Iran's oil minister Bijan Zangeneh on Tuesday called the Saudi Arabia-led idea for countries to freeze production a "joke," according to Iranian state broadcaster Press TV.
Iran's mocking of the oil freeze came at the same time as the top Saudi oil official was in the U.S. trumpeting the idea.
"The freeze is the beginning of a process," Saudi oil minister Ali al-Naimi said during a highly-anticipated speech on Tuesday at the IHS CERAWeek oil conference in Houston.
"Maybe not all of them, but most of the countries that count will freeze," al-Naimi said in the remarks that were live-streamed by CNBC. He added that meant Iran as well.
The latest infighting within OPEC dashed hopes on Wall Street that oil countries would ease the epic supply glut crashing the oil market. Oil plunged 5% to $31.75 a barrel following the Iranian official's comments.
Iran has been on a mission to ramp up oil production now that sanctions have been lifted. But Iran's return couldn't have come at a worse time for an oil market already drowning in excess supply.
Last week oil prices briefly rallied after Saudi Arabia and Russia reached a tentative deal to keep output steady if other producers did the same. Al-Naimi said on Tuesday he believes more countries are likely to agree to freeze output as early as next month.
While Iran initially said it supported the output freeze, Zangeneh's comments on Tuesday suggest the country has no desire to join.

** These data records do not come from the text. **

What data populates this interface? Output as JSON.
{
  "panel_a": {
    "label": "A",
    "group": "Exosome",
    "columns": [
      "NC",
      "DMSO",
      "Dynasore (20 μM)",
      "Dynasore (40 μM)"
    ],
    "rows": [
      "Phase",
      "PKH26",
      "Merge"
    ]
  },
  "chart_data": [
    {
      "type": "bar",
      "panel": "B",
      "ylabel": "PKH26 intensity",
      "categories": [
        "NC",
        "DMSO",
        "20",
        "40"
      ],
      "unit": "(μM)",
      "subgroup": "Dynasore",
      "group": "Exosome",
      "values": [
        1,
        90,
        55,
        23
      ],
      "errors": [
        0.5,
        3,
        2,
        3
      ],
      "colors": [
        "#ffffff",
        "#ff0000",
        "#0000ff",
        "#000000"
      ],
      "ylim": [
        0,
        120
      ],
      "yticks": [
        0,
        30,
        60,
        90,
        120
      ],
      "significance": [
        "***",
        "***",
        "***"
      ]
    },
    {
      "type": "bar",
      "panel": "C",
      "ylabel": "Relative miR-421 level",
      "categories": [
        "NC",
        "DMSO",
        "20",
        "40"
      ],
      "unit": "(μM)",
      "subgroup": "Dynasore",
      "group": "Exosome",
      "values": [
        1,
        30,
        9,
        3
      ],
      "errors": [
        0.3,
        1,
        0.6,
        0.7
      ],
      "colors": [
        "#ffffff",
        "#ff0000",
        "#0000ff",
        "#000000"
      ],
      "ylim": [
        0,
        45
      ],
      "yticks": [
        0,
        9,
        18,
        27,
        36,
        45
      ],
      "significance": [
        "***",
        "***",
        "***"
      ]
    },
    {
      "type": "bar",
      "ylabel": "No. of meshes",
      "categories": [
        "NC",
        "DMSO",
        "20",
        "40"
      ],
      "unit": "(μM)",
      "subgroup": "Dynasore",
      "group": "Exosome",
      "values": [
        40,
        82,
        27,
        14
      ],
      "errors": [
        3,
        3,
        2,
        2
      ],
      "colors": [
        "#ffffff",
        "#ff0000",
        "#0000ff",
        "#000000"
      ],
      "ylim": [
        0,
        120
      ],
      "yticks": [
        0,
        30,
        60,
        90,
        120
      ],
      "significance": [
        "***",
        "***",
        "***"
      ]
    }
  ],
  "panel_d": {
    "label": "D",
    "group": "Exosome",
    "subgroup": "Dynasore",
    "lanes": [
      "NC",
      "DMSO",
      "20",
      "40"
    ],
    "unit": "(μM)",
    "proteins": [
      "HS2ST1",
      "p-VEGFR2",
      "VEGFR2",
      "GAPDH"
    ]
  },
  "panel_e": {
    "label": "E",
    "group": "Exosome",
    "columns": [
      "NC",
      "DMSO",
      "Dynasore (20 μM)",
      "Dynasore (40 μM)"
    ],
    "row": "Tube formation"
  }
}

"This is more like a joke that they tell us they would freeze their production above 10 million barrels per day and that we should also in turn freeze our production at one million," the Iranian official said in Tehran, according to Press TV.
The back-and-forth between Saudi Arabia and Iran -- longtime enemies in the region -- highlight the deep divide inside OPEC that has made any agreements nearly impossible to enact.
"There is no sense in wasting our time seeking production cuts," al-Naimi said. "Not many countries are going to deliver, even if they say they will cut production they are not going to deliver."
Al-Naimi said there is "no trust" between oil producers and then later clarified that there is "less trust than normal."
Of course, all of this is good news to American drivers filling up their tanks at the pump. The average price of a gallon of gas has dropped to $1.70, compared with $2.30 a year ago, according to AAA.